"It was a bit short for me when we first took it out," Wallace, 35, a native of England who now lives in Philadelphia, said Friday at the Aberdeen Dad Vail Regatta. "But they redesigned the three seat basically to fit me so I could get in it. When I was lying down [below deck], my head would touch one end and my feet would touch the other end."
The eight took off Feb. 26 from the Canary Islands, off the northwest coast of Africa, and arrived 34 days, 15 hours and 31 minutes later in Barbados. They missed the record by about two days and 151/2 hours.
For Simon Chalk, 39, who designed, built, and skippered the vessel, this was his sixth trans-Atlantic rowing excursion, a record. He estimates that he has "spent nearly a year of my life rowing on the ocean."

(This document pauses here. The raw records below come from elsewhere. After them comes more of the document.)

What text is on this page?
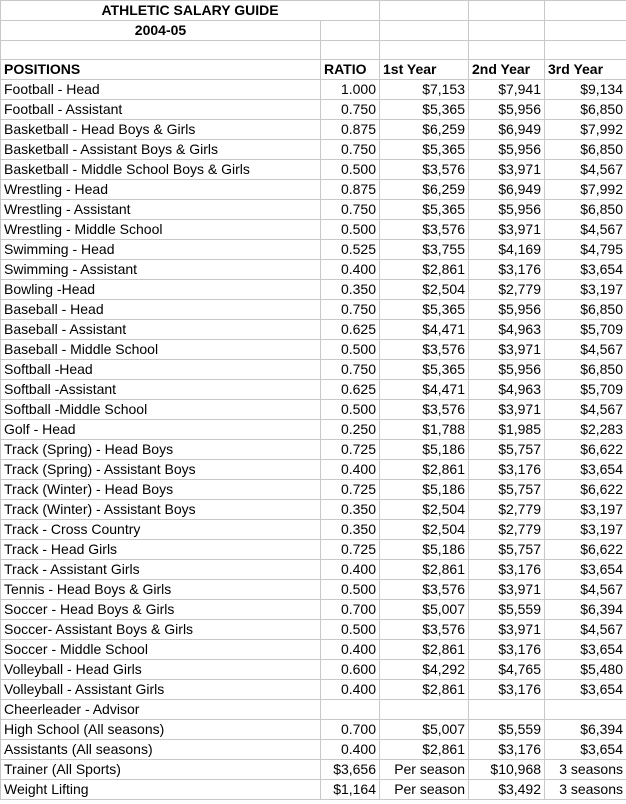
ATHLETIC SALARY GUIDE				
2004-05				

POSITIONS	RATIO	1st Year	2nd Year	3rd Year
Football - Head	1.000	$7,153	$7,941	$9,134
Football - Assistant	0.750	$5,365	$5,956	$6,850
Basketball - Head Boys & Girls	0.875	$6,259	$6,949	$7,992
Basketball - Assistant Boys & Girls	0.750	$5,365	$5,956	$6,850
Basketball - Middle School Boys & Girls	0.500	$3,576	$3,971	$4,567
Wrestling - Head	0.875	$6,259	$6,949	$7,992
Wrestling - Assistant	0.750	$5,365	$5,956	$6,850
Wrestling - Middle School	0.500	$3,576	$3,971	$4,567
Swimming - Head	0.525	$3,755	$4,169	$4,795
Swimming - Assistant	0.400	$2,861	$3,176	$3,654
Bowling -Head	0.350	$2,504	$2,779	$3,197
Baseball - Head	0.750	$5,365	$5,956	$6,850
Baseball - Assistant	0.625	$4,471	$4,963	$5,709
Baseball - Middle School	0.500	$3,576	$3,971	$4,567
Softball -Head	0.750	$5,365	$5,956	$6,850
Softball -Assistant	0.625	$4,471	$4,963	$5,709
Softball -Middle School	0.500	$3,576	$3,971	$4,567
Golf - Head	0.250	$1,788	$1,985	$2,283
Track (Spring) - Head Boys	0.725	$5,186	$5,757	$6,622
Track (Spring) - Assistant Boys	0.400	$2,861	$3,176	$3,654
Track (Winter) - Head Boys	0.725	$5,186	$5,757	$6,622
Track (Winter) - Assistant Boys	0.350	$2,504	$2,779	$3,197
Track - Cross Country	0.350	$2,504	$2,779	$3,197
Track - Head Girls	0.725	$5,186	$5,757	$6,622
Track - Assistant Girls	0.400	$2,861	$3,176	$3,654
Tennis - Head Boys & Girls	0.500	$3,576	$3,971	$4,567
Soccer - Head Boys & Girls	0.700	$5,007	$5,559	$6,394
Soccer- Assistant Boys & Girls	0.500	$3,576	$3,971	$4,567
Soccer - Middle School	0.400	$2,861	$3,176	$3,654
Volleyball - Head Girls	0.600	$4,292	$4,765	$5,480
Volleyball - Assistant Girls	0.400	$2,861	$3,176	$3,654
Cheerleader - Advisor				
High School (All seasons)	0.700	$5,007	$5,559	$6,394
Assistants (All seasons)	0.400	$2,861	$3,176	$3,654
Trainer (All Sports)	$3,656	Per season	$10,968	3 seasons
Weight Lifting	$1,164	Per season	$3,492	3 seasons
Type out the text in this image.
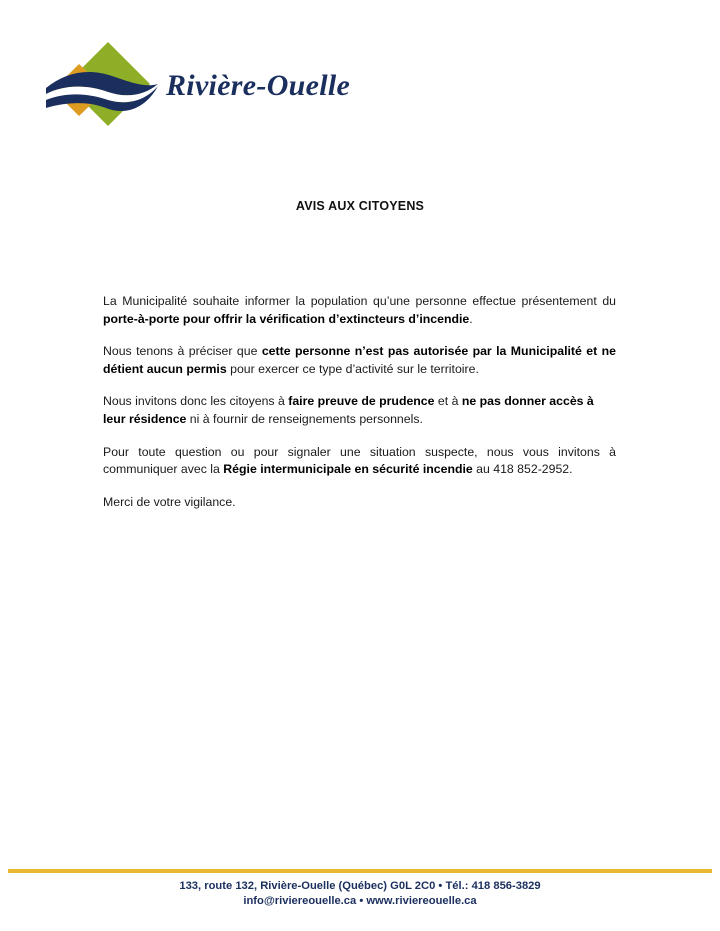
Rivière-Ouelle
AVIS AUX CITOYENS

La Municipalité souhaite informer la population qu’une personne effectue présentement du porte-à-porte pour offrir la vérification d’extincteurs d’incendie.

Nous tenons à préciser que cette personne n’est pas autorisée par la Municipalité et ne détient aucun permis pour exercer ce type d’activité sur le territoire.

Nous invitons donc les citoyens à faire preuve de prudence et à ne pas donner accès à leur résidence ni à fournir de renseignements personnels.

Pour toute question ou pour signaler une situation suspecte, nous vous invitons à communiquer avec la Régie intermunicipale en sécurité incendie au 418 852-2952.

Merci de votre vigilance.

133, route 132, Rivière-Ouelle (Québec) G0L 2C0 • Tél.: 418 856-3829
info@riviereouelle.ca • www.riviereouelle.ca
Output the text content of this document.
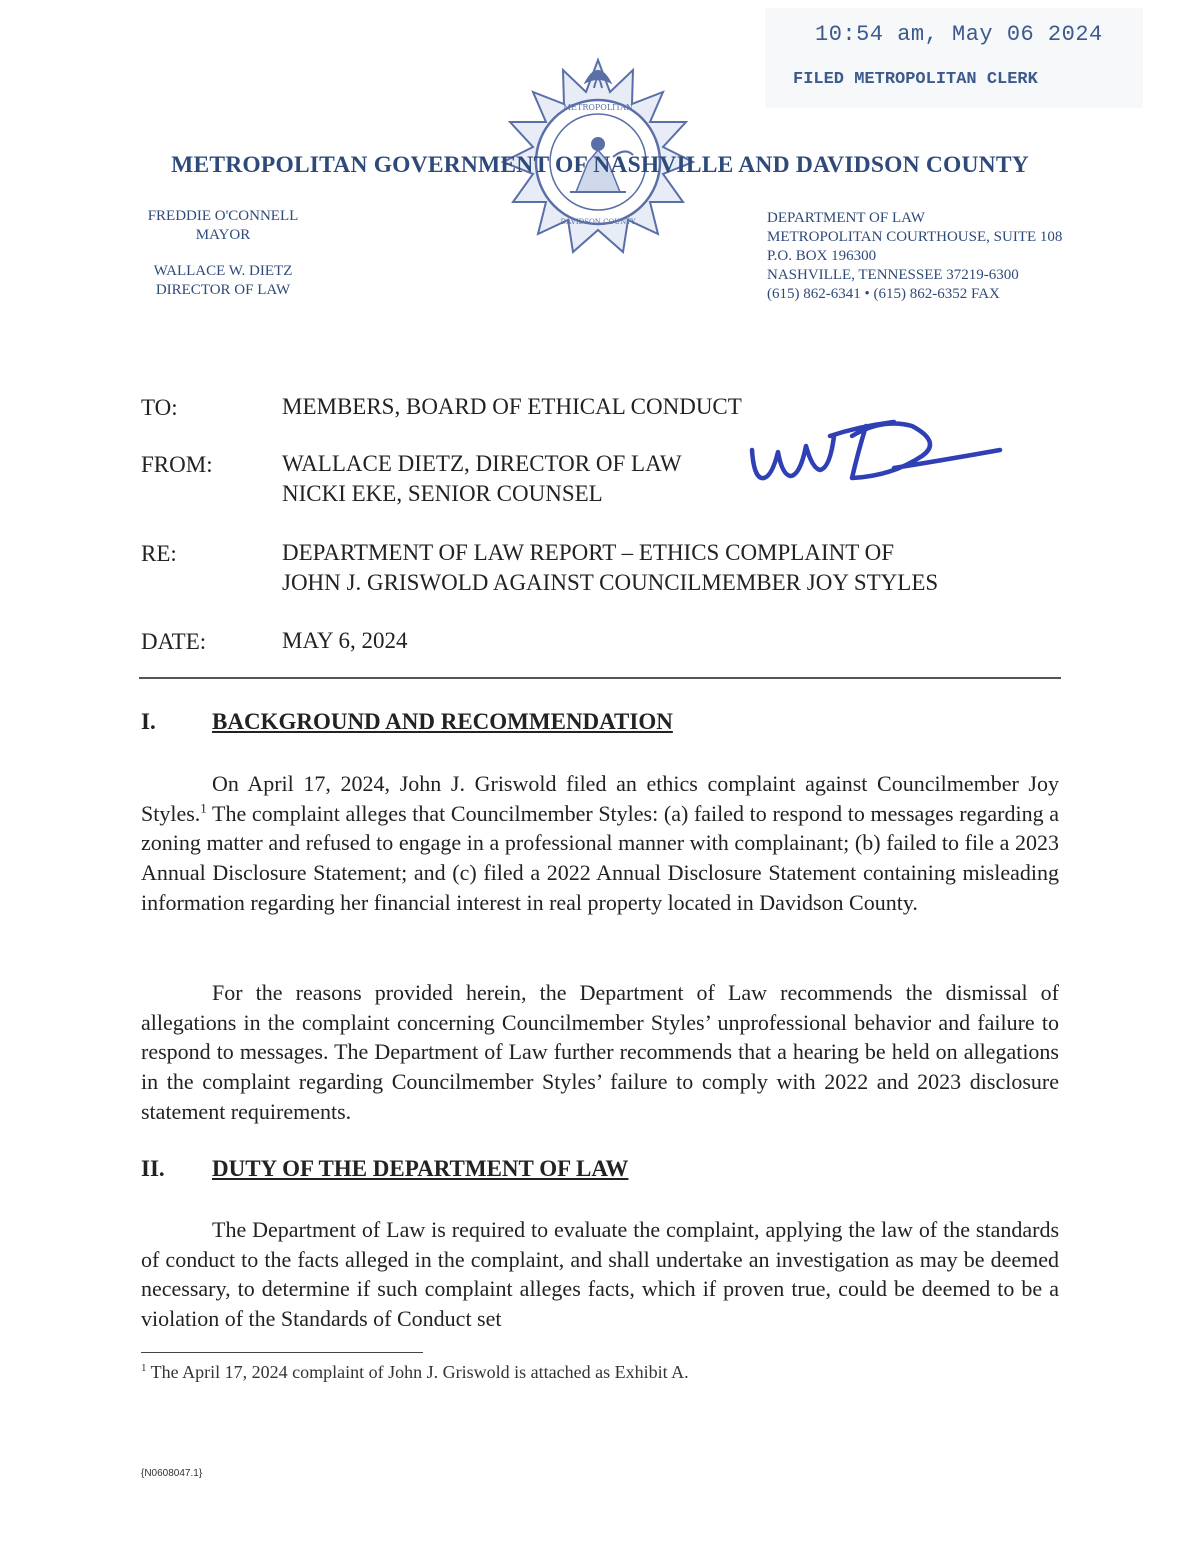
10:54 am, May 06 2024
FILED METROPOLITAN CLERK
METROPOLITAN
DAVIDSON COUNTY
METROPOLITAN GOVERNMENT OF NASHVILLE AND DAVIDSON COUNTY
FREDDIE O'CONNELL
MAYOR
WALLACE W. DIETZ
DIRECTOR OF LAW
DEPARTMENT OF LAW
METROPOLITAN COURTHOUSE, SUITE 108
P.O. BOX 196300
NASHVILLE, TENNESSEE 37219-6300
(615) 862-6341 • (615) 862-6352 FAX
TO:	MEMBERS, BOARD OF ETHICAL CONDUCT
FROM:	WALLACE DIETZ, DIRECTOR OF LAW
NICKI EKE, SENIOR COUNSEL
RE:	DEPARTMENT OF LAW REPORT – ETHICS COMPLAINT OF
JOHN J. GRISWOLD AGAINST COUNCILMEMBER JOY STYLES
DATE:	MAY 6, 2024
I. BACKGROUND AND RECOMMENDATION
On April 17, 2024, John J. Griswold filed an ethics complaint against Councilmember Joy Styles.$^1$ The complaint alleges that Councilmember Styles: (a) failed to respond to messages regarding a zoning matter and refused to engage in a professional manner with complainant; (b) failed to file a 2023 Annual Disclosure Statement; and (c) filed a 2022 Annual Disclosure Statement containing misleading information regarding her financial interest in real property located in Davidson County.
For the reasons provided herein, the Department of Law recommends the dismissal of allegations in the complaint concerning Councilmember Styles’ unprofessional behavior and failure to respond to messages. The Department of Law further recommends that a hearing be held on allegations in the complaint regarding Councilmember Styles’ failure to comply with 2022 and 2023 disclosure statement requirements.
II. DUTY OF THE DEPARTMENT OF LAW
The Department of Law is required to evaluate the complaint, applying the law of the standards of conduct to the facts alleged in the complaint, and shall undertake an investigation as may be deemed necessary, to determine if such complaint alleges facts, which if proven true, could be deemed to be a violation of the Standards of Conduct set
$^1$ The April 17, 2024 complaint of John J. Griswold is attached as Exhibit A.
{N0608047.1}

He's planning to try it again in October or January. Or maybe October and January.
"We're looking to find a good crew once again and support sponsors," Chalk said. "The best time to do this starts in October. So we'll try early, and if we don't do it, maybe we'll take another crack at it later."
Wallace, a senior manager for Aberdeen who was presented with a replica of the Liberty Bell by Mayor Nutter, said it may not be realistic for him to try it again.
"My wife is very supportive," he said, "but she's long-suffering of me doing these crazy things. Plus it's hard when you have a job to take two months off. So we'll see."